In a move advocates hailed as a step towards healing and possible reparations, the resolution was adopted to applause by a vote of 123 in favor, three against and 52 abstentions.
The United States, Israel and Argentina opposed the measure, while Britain and EU member states abstained.
Ghana's President John Mahama, one of the African Union's most vocal supporters of slavery reparations, was at the United Nations headquarters in New York to support the vote.
"Today, we come together in solemn solidarity to affirm truth and pursue a route to healing and reparative justice. The adoption of this resolution serves as a safeguard against forgetting," said Mahama.
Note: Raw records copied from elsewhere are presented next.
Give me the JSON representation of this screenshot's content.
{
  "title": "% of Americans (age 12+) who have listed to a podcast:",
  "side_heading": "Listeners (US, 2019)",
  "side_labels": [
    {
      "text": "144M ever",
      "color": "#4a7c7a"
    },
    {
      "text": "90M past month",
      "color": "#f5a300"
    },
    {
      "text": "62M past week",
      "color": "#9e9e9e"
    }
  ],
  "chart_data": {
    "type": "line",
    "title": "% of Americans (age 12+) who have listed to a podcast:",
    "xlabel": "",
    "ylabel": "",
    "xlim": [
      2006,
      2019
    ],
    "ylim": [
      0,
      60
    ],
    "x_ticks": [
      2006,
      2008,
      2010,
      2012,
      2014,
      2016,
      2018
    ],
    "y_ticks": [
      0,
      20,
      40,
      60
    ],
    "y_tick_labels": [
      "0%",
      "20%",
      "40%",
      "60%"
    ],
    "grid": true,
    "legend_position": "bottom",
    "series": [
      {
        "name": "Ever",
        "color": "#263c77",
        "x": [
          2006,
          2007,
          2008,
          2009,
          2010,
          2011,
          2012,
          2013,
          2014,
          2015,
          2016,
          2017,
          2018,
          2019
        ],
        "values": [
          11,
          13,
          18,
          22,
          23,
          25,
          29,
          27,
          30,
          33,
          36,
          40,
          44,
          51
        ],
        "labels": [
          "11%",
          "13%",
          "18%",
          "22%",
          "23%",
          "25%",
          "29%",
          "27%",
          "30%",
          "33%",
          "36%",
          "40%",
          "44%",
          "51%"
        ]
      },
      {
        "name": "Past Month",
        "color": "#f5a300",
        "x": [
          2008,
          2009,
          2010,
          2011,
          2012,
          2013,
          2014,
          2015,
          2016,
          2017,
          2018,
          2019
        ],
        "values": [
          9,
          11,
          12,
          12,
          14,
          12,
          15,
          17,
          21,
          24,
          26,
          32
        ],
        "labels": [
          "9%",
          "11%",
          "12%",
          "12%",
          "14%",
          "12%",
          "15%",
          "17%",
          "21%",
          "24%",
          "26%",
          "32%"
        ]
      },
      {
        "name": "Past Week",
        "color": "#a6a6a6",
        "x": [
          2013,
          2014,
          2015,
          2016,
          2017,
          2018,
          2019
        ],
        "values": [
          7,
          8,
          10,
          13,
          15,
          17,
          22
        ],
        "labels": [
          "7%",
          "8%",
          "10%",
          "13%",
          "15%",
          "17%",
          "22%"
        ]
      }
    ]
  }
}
Despite being non-binding, the resolution goes beyond simple acknowledgment and asks nations involved in the slave trade to engage in restorative justice.
It also highlights the legacy of slavery via "the persistence of racial discrimination and neo-colonialism" in today's society.
"The transatlantic slave trade was a crime against humanity that struck at the core of personhood, broke up families, and devastated communities," UN Secretary-General Antonio Guterres said.
"To justify the unjustifiable, slavery's proponents and beneficiaries constructed a racist ideology -- turning prejudice into a pseudoscience."
- 'Hierarchy' of tragedies -
The United States called the text "highly problematic."
"The United States also does not recognize a legal right to reparations for historical wrongs that were not illegal under international law at the time they occurred," said US ambassador Dan Negrea.
"The United States also strongly objects to the resolution's attempt to rank crimes against humanity in any type of hierarchy," he added.
Britain and EU countries advanced similar arguments while acknowledging the wrongs of slavery.
The resolution "risks pitting historical tragedies against each other that should not be compared, except at the expense of the memory of the victims," said French representative Sylvain Fournel.
Ghanaian Foreign Minister Samuel Okudzeto Ablakwa on Tuesday dismissed criticism that the text sought to rank human suffering.
He also alleged that some nations had refused to acknowledge their crimes.
"The perpetrators of the transatlantic slave trade are known, the Europeans, the United States of America. We expect all of them to formally apologize to Africa and to all people of African descent," he told AFP.
One pathway toward restorative justice, he said, is that "all the looted artifacts are returned to the motherland."
He also suggested that institutions continue to address structural racism and that "compensation" could be offered to those affected.